Whatever you may be thinking, I believe that I am entitled to record these episodes for a number of reasons. Firstly, I don’t have time to watch them live – I have a day job, a wife and a kid, time is in short supply. Secondly, the Sky+ hard drive is woefully small at 160GB, of which we get 80GB of personal space, whoopee (yes, I will be doing something about that later). Thirdly, I am simply recording what I would have watched anyway, I’m not recording it to keep per say…I’m happy to buy the DVD boxed set for that. And to be honest, Star Trek is *all* that I watch via Sky, all other programmes I could get via Freeview (if we had a decent signal where I live, moot point).

Courtesy of Liam Westley, today’s copy of the Guardian carried this article by George Cole. Sky could be so good for you…I don’t think so (sorry, couldn’t resist that, Gary!) This explains a lot.

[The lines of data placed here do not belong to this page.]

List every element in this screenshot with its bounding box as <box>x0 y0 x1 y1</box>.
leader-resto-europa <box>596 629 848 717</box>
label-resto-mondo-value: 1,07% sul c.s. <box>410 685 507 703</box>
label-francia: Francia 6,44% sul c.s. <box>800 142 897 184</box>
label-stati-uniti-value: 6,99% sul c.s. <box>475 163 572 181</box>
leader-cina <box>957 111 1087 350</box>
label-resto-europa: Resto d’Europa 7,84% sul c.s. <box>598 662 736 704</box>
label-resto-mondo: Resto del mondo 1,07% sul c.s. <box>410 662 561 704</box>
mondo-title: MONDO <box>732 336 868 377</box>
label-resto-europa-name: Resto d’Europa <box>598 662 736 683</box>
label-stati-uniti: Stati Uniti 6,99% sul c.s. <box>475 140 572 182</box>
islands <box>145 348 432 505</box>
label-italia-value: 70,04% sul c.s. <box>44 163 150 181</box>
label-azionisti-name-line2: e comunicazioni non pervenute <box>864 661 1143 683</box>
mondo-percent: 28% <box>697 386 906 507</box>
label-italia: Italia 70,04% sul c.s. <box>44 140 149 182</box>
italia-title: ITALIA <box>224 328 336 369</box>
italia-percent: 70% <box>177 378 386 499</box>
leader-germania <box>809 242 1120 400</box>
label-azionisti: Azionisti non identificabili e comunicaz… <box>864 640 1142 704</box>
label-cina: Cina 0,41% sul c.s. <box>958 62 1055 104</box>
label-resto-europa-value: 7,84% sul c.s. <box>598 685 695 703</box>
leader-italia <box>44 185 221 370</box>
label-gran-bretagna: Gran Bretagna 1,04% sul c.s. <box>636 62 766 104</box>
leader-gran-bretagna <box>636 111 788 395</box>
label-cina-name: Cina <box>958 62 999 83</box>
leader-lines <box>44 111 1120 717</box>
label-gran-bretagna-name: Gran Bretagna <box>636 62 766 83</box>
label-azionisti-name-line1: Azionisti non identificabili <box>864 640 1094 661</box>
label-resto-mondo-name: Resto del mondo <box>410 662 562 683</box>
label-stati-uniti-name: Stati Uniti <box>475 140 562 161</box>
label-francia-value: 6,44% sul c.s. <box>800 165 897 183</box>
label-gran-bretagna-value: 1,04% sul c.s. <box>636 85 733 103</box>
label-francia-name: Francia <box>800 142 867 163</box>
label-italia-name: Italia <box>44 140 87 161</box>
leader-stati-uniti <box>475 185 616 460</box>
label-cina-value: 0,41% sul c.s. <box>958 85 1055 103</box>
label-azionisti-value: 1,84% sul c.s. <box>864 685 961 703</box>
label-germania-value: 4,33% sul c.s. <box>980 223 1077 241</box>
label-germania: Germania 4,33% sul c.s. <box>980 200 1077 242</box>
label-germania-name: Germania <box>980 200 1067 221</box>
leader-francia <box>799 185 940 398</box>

In my humble opinion this is a huge FAIL for Sky. I had even gone to the lengths of buying one of these cables in order to normalise the signal from the Sky+ box to the DVD recorder. Sadly that cable failed miserably, dead on arrival…now I’m embroiled in the returns and refund process, more hassle…all thanks to Sky.

I will of course be testing the COPY feature again this month. However in the meantime, I have some 20+ episodes of Deep Space Nine to catch up on…and I can’t dump them to DVD as I have been doing most nights for the last 8-9 months. Yes, I do have 100+ DVDs chock full of Star Trek to catch up on!